As I have mentioned in my previous post, we went to a gay bar the other night. It was not my first time to enter a club like that actually, the first one was during our cousin’s so-called bridal shower and I was with our aunts that time. The first experience was fun because we entered a hip club and the atmosphere did not feel any degrading.
However, during my second time to enter such type of club, the ambiance was different. I could literally smell poverty and I felt that the people working there have no other choice but embrace that type of job to make a living. There the guys are allowed to sit in the table of the so called spectators and when one “performer” joined our table (fully clothed, fortunately) we were so apprehensive to entertain him back because honestly, we felt disgusted by them. But a compassionate friend of ours exchanged conversations with the guy and I listened to them. At first I did not know what their topic was but then I heard the guy say in a Visayan dialect “I know that this is a sin, selling my own flesh, but I do not have a choice. There’s no other job for me out there.” Right there and then I felt a pang of pity and sympathy. I also felt a tug in my heart when the guy whispered to me to buy him a drink so that he will have certain income for the night.

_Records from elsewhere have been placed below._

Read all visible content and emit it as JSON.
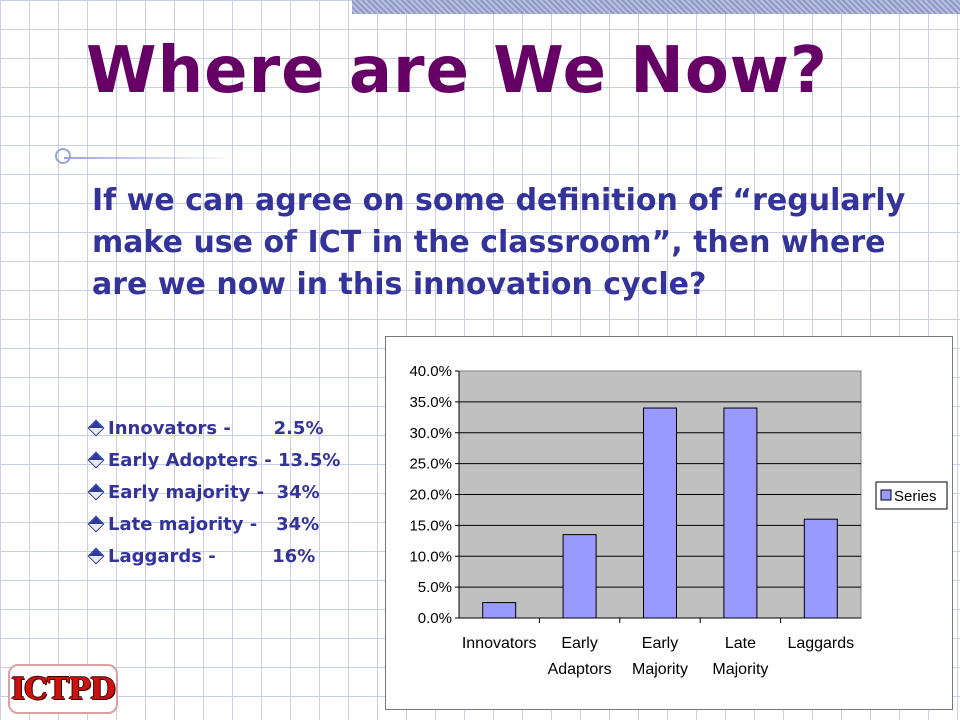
{
  "slide": {
    "title": "Where are We Now?",
    "intro": "If we can agree on some definition of “regularly make use of ICT in the classroom”, then where are we now in this innovation cycle?",
    "stats": [
      {
        "label": "Innovators -      ",
        "value": "2.5%"
      },
      {
        "label": "Early Adopters - ",
        "value": "13.5%"
      },
      {
        "label": "Early majority -  ",
        "value": "34%"
      },
      {
        "label": "Late majority -   ",
        "value": "34%"
      },
      {
        "label": "Laggards -         ",
        "value": "16%"
      }
    ],
    "logo_text": "ICTPD"
  },
  "colors": {
    "title": "#660066",
    "body_text": "#333399",
    "plot_area": "#c0c0c0",
    "bar_fill": "#9999ff",
    "bar_stroke": "#000000"
  },
  "chart_data": {
    "type": "bar",
    "categories": [
      [
        "Innovators"
      ],
      [
        "Early",
        "Adaptors"
      ],
      [
        "Early",
        "Majority"
      ],
      [
        "Late",
        "Majority"
      ],
      [
        "Laggards"
      ]
    ],
    "series": [
      {
        "name": "Series",
        "values": [
          2.5,
          13.5,
          34,
          34,
          16
        ]
      }
    ],
    "yticks": [
      "0.0%",
      "5.0%",
      "10.0%",
      "15.0%",
      "20.0%",
      "25.0%",
      "30.0%",
      "35.0%",
      "40.0%"
    ],
    "ylim": [
      0,
      40
    ],
    "title": "",
    "xlabel": "",
    "ylabel": "",
    "grid": true,
    "legend": "right"
  }
}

I don’t care if you call me gullible or naïve because I know that in that line of work, those guys have to make up stories to make people feel sorry for them and give them money. But you know what, no matter what lies they tell us, the truth is there. They either spill some lies or they give pleasure and lie down on the bed (pun intended). But the bottom line is: they are merely begging for money because they have no other options to earn money.
It’s a fun night but the mark it left me was a scar in my heart.